Goddard Hall of New Mexico State University is a historic building in Las Cruces, New Mexico. It is located on S. Horseshoe between Espina and Sweet on the NMSU campus. It was listed on the National Register of Historic Places in 1988.

It was built in 1913. It is a three-story masonry and stucco building with a bell tower. It has a hipped French Tile
roof.

"Goddard Hall is a three story masonry and stucco building with a hipped French Tile roof and overhand supported by rafter extensions. The building has a bell tower that forms the entrance. Third level has arched windows formed by pilasters springing from the top of the ground floor. The windows are 1/1 double hung with retro-fitted solar shades. There are relief panels below the windows. There has been a large addition on the east side of the building (1936); however, the entrance on the west side of the building and the two ends of the building have been kept in original condition. Goddard Hall was built in 1913. The architect was Otto H. Thorman, and the historical and current use is as classrooms. The original building has a rectangular shape."

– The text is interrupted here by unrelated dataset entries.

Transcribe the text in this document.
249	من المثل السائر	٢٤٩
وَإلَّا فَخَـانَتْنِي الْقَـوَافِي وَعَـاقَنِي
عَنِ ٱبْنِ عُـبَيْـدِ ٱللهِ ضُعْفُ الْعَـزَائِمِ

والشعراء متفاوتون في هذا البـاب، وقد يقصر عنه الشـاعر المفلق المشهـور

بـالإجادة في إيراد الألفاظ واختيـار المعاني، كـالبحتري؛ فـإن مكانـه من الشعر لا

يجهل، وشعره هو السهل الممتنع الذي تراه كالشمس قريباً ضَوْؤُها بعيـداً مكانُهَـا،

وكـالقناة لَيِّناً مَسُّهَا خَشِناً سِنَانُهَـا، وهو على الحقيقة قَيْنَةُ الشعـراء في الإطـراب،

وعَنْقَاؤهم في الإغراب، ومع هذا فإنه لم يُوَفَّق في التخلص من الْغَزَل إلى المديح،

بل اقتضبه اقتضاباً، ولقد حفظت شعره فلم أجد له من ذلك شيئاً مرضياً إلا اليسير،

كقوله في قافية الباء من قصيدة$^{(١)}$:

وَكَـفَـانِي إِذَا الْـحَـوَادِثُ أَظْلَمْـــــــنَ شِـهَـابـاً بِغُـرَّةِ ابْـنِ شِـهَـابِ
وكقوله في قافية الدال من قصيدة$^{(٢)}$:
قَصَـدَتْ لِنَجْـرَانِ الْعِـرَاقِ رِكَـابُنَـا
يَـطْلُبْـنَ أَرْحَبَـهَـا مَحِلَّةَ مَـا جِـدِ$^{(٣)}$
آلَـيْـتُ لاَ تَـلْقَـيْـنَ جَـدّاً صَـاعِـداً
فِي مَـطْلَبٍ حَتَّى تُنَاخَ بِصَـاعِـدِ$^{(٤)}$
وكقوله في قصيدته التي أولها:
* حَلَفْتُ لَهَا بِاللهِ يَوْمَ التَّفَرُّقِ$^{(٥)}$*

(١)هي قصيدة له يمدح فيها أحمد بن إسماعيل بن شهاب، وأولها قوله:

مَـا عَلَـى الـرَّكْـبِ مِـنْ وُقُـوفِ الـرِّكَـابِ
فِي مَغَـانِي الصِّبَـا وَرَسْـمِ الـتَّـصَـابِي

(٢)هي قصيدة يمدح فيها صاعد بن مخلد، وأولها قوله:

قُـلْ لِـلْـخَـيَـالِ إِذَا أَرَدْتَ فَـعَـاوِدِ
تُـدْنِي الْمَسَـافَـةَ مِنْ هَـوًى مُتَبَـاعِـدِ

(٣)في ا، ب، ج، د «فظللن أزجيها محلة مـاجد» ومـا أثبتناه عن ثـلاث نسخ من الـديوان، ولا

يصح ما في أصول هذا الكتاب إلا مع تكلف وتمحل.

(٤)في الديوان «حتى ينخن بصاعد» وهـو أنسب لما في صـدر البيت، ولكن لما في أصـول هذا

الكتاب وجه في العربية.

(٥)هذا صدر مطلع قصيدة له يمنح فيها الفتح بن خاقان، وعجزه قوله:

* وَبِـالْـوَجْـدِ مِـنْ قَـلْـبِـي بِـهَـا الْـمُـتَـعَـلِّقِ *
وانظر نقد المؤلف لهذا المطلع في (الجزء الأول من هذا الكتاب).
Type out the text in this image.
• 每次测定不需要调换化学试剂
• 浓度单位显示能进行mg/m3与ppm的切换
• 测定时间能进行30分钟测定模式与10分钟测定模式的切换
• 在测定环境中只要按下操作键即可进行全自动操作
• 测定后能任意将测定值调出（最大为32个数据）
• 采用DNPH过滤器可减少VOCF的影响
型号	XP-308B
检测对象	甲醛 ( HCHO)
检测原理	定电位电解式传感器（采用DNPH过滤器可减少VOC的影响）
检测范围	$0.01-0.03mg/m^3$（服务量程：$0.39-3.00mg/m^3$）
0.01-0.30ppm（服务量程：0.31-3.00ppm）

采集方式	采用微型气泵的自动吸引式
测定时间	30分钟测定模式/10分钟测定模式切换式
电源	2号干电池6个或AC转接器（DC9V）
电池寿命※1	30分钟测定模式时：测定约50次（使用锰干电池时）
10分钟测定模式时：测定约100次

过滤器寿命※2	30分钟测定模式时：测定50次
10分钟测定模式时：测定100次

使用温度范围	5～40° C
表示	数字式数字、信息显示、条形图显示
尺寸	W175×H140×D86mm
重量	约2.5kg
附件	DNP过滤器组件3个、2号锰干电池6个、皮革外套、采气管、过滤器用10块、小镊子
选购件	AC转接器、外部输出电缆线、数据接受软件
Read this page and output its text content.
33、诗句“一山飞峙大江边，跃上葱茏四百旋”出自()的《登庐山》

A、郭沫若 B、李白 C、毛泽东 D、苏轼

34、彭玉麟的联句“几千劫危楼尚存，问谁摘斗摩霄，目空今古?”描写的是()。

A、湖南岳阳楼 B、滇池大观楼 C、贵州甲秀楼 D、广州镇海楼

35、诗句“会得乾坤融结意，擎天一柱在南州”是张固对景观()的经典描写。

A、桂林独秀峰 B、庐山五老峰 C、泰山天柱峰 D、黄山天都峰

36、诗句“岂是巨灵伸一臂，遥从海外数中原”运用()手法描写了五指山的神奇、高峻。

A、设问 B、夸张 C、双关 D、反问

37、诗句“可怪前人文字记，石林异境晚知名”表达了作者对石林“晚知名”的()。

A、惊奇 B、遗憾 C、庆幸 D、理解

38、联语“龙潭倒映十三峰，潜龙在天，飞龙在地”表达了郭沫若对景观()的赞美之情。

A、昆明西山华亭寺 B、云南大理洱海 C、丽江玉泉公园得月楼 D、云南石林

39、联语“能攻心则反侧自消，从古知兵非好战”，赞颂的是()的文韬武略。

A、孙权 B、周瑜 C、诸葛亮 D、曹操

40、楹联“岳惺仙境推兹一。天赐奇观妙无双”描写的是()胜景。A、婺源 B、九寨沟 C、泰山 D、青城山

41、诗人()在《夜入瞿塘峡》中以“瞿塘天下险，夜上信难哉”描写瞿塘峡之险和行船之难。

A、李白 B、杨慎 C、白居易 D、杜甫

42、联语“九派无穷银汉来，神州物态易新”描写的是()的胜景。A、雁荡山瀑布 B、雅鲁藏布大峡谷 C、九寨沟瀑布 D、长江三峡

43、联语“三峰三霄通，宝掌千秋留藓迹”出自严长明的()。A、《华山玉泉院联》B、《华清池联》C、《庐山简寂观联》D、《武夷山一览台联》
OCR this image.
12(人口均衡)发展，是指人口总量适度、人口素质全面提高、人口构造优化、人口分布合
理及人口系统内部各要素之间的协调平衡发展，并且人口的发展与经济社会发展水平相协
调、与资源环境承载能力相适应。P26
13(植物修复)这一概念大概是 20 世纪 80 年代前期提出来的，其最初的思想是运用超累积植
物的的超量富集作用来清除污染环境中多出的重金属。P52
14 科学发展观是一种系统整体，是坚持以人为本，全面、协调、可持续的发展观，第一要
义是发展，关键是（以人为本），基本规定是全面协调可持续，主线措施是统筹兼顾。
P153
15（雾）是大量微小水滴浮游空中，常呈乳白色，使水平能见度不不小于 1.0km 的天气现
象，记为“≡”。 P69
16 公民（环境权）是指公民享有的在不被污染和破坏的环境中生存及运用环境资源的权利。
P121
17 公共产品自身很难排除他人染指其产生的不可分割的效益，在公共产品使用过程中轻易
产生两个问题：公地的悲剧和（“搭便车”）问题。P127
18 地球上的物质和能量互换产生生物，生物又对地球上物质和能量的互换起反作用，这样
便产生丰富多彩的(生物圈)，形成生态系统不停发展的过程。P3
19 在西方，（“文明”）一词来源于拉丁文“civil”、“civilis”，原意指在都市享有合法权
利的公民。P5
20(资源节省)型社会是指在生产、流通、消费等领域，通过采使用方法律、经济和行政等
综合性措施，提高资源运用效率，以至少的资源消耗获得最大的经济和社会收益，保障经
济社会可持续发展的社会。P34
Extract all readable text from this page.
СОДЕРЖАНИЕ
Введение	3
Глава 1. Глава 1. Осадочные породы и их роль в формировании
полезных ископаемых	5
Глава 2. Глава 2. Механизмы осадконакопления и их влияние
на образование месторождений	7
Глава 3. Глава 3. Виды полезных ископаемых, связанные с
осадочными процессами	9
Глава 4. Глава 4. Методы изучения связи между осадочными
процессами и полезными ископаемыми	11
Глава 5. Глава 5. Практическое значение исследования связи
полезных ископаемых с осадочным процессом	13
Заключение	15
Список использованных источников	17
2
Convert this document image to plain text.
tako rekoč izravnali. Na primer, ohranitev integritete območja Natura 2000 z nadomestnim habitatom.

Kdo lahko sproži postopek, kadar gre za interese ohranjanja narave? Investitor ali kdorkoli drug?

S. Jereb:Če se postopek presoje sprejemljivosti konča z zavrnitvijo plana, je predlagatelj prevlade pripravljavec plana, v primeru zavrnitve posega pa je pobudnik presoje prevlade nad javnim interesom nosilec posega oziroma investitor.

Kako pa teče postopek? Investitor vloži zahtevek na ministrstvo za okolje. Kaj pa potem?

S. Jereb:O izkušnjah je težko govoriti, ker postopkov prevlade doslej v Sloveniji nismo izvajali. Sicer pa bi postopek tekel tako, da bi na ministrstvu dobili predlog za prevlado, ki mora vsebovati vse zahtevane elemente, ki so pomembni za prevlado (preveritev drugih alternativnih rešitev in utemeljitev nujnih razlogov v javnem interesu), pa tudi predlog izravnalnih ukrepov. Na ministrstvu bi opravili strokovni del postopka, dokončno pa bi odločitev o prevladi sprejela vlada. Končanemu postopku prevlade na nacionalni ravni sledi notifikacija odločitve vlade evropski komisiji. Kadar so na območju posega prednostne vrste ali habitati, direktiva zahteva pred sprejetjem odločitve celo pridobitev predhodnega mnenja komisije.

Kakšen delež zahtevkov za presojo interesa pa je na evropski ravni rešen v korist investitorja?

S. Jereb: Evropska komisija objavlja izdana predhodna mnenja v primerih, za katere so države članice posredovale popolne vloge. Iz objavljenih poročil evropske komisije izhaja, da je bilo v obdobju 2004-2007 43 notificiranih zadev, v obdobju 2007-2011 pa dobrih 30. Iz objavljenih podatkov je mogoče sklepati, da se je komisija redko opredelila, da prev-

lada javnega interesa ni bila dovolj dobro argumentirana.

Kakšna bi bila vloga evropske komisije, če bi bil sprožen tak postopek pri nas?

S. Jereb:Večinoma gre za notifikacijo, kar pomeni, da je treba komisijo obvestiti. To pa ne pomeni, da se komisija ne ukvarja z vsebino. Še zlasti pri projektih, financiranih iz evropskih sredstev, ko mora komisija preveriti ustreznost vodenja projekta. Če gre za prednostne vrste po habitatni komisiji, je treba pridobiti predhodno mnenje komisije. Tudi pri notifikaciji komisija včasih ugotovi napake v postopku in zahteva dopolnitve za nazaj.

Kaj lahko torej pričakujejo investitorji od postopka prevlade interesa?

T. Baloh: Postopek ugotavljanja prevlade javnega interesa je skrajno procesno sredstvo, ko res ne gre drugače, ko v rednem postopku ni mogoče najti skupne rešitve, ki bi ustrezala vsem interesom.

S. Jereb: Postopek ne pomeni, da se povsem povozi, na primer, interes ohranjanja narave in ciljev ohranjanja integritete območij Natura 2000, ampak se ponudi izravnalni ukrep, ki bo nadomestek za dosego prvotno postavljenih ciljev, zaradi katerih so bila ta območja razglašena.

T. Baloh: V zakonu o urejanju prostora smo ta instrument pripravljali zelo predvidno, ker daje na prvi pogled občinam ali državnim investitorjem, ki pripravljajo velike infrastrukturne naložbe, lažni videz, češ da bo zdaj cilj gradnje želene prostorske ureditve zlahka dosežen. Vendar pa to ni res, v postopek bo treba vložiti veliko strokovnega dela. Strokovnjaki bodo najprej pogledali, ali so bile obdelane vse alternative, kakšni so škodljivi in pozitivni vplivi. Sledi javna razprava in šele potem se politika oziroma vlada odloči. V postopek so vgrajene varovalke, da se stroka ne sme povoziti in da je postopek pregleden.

"Goddard Hall is one of two buildings constructed in the California Mission Revival Style and one of four buildings on the New Mexico State University campus included in this nomination. Goddard Hall is significant because it is one of the original campus buildings built on the "Horseshoe" as part of Trost and Trost's campus plan from 1906. Although a "Spanish Renaissance" style was adopted by the Regent's, Trost and Trost used more of an "eclectic Mission Style" under their plan. In keeping with this style, Thorman used a more traditional California Mission Style when he designed Goddard Hall, including a bell tower. Since its construction in 1913, Goddard Hall has provided classroom space for NMSU students and faculty."